Mr. Hatfull and Ryland Young, a Texas A&M phage biologist who directs that university's new Center for Phage Technology, say the few overseas studies don't meet Western standards. A phage institute in Hirszfeld, Poland, has published useful studies that show "impressive success rates for infections that have shown resistance to antibiotics," Mr. Young said. "These results suggest that phage therapy should at least be accorded the status of emergency treatment for cases where antibiotic treatments have failed."
Phage clearly infects and kills bacteria, Mr. Hatfull said, "so there is no question they should be used. But it's a matter of utility of using them in a rational and predictable way."
Roger Hendrix, also co-director of the Pitt Bacteriophage Institute and a distinguished professor of biological sciences, is more cautious.
"I don't want to sound like I'm throwing cold water on the whole thing," he said, "I think there's real potential there, but there are hurdles that have to be overcome. I would like to see it work. But so far it hasn't."
Step by step
A clinical trial of a therapeutic bacteriophage preparation -- done at the University College London's UCL Ear Institute and its partner, the Royal National Throat, Nose and Ear Hospital and reported in 2009 -- effectiveness and safety in treating a chronic ear infection, otitis, caused by antibiotic-resistant Pseudomonas aeruglinosa.
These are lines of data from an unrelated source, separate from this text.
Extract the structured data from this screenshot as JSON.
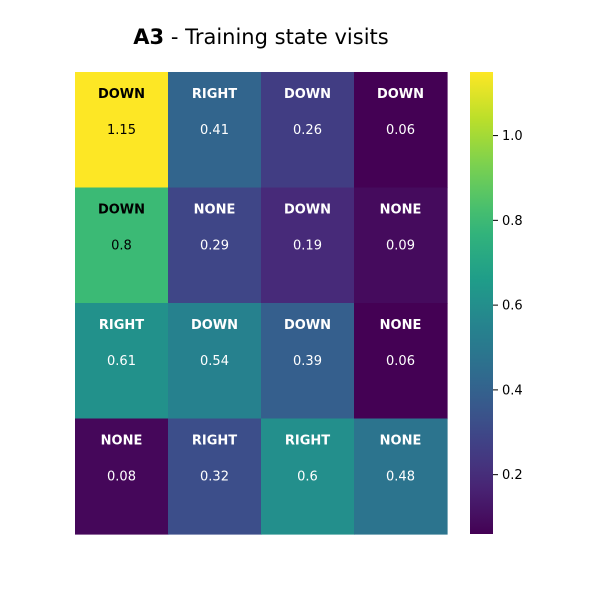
{
  "chart_data": {
    "type": "heatmap",
    "title_bold": "A3",
    "title_rest": " - Training state visits",
    "colormap": "viridis",
    "vmin": 0.06,
    "vmax": 1.15,
    "rows": [
      [
        {
          "action": "DOWN",
          "value": 1.15
        },
        {
          "action": "RIGHT",
          "value": 0.41
        },
        {
          "action": "DOWN",
          "value": 0.26
        },
        {
          "action": "DOWN",
          "value": 0.06
        }
      ],
      [
        {
          "action": "DOWN",
          "value": 0.8
        },
        {
          "action": "NONE",
          "value": 0.29
        },
        {
          "action": "DOWN",
          "value": 0.19
        },
        {
          "action": "NONE",
          "value": 0.09
        }
      ],
      [
        {
          "action": "RIGHT",
          "value": 0.61
        },
        {
          "action": "DOWN",
          "value": 0.54
        },
        {
          "action": "DOWN",
          "value": 0.39
        },
        {
          "action": "NONE",
          "value": 0.06
        }
      ],
      [
        {
          "action": "NONE",
          "value": 0.08
        },
        {
          "action": "RIGHT",
          "value": 0.32
        },
        {
          "action": "RIGHT",
          "value": 0.6
        },
        {
          "action": "NONE",
          "value": 0.48
        }
      ]
    ],
    "colorbar_ticks": [
      "0.2",
      "0.4",
      "0.6",
      "0.8",
      "1.0"
    ]
  }
}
With growing confidence that phage treatments work or show promise, the Texas A&M center and Intralytix, a small Baltimore company, have strategies to use phage to kill infectious bacteria on fruits, vegetables, meats and cheese with treatments in the works for veterinary use. This stepped approach eventually could lead to human treatments. That strategy provides time for people to embrace the idea of beneficial viruses in similar fashion to the concept of good bacteria in probiotic supplements that help prevent gastrointestinal infections and aid metabolism.
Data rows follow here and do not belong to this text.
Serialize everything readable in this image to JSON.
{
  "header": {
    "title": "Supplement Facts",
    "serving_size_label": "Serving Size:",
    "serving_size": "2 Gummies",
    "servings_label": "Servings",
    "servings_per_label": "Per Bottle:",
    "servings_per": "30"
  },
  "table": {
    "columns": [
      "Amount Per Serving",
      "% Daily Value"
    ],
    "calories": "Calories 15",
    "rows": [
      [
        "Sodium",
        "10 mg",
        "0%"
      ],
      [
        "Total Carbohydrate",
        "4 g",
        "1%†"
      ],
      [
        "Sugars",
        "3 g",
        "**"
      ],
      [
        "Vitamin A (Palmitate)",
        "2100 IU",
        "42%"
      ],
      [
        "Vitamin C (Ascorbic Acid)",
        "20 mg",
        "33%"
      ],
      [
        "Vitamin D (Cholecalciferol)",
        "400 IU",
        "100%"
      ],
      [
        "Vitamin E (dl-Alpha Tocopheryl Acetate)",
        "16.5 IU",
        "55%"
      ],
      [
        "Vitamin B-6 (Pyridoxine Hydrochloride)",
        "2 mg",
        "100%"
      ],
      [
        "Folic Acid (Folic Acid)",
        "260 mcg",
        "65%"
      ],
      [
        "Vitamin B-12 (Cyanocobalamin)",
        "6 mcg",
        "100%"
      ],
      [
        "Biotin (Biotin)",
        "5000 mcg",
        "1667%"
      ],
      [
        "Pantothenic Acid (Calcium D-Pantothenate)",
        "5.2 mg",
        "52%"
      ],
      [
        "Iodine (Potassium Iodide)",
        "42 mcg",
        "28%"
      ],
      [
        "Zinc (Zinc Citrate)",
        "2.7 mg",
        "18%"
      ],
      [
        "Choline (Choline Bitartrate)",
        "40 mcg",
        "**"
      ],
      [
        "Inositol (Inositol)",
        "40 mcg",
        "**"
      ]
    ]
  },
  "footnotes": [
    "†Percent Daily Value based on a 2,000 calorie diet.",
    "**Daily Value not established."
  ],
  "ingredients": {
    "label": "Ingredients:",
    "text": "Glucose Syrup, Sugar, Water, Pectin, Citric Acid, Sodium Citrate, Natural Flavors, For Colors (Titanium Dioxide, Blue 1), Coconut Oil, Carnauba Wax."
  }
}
Co-founder and chief scientist at Intralytix, Alexander Sulakvelidze said the company now has three products to kill dangerous foodborne bacteria, including listeria, E. coli and salmonella.
"I don't see any reason why this will not happen. I think it will happen. It just takes time and money and most drug companies, like us, are small companies and this is expensive," he said. "Big Pharma is cautious, although I clearly see interest among the big players."
The Centers for Disease Control & Prevention and the National Institutes of Health, the nation's major funding source for health research, "would be prudent to invest some money it currently is using for antibiotic research on phage-based therapies," Mr. Young said.
"In our laboratory we have one phage for MRSA that destroys 85 percent of the strains of MRSA that we've encountered. That's a scientifically available fact. There are other phages, and the one wasn't hard to find. I would say it wouldn't take much work to make that 100 percent effective, but there is no use in doing it. What would you do with it? That would be a major undertaking."
On the other hand, he said, a person with antibiotic-resistant MRSA infection can be in a life-threatening situation.
There are signs that phage treatments are drawing interest, even if there's no push to develop phage therapies in the United States.
Dr. Adamia said he recently received a call from the Walter Reed Army Institute of Research inquiring about phage. Last September, Walter Reed researchers published a study showing that a single injection of phage provided mice with partial protection from the bubonic plague.
"Here is the point," he said. "I hope that this will increase. and more and more people will understand that phages are absolutely safe and in many cases help a lot with zero side effects. I'm optimistic that this approach will help a lot of people."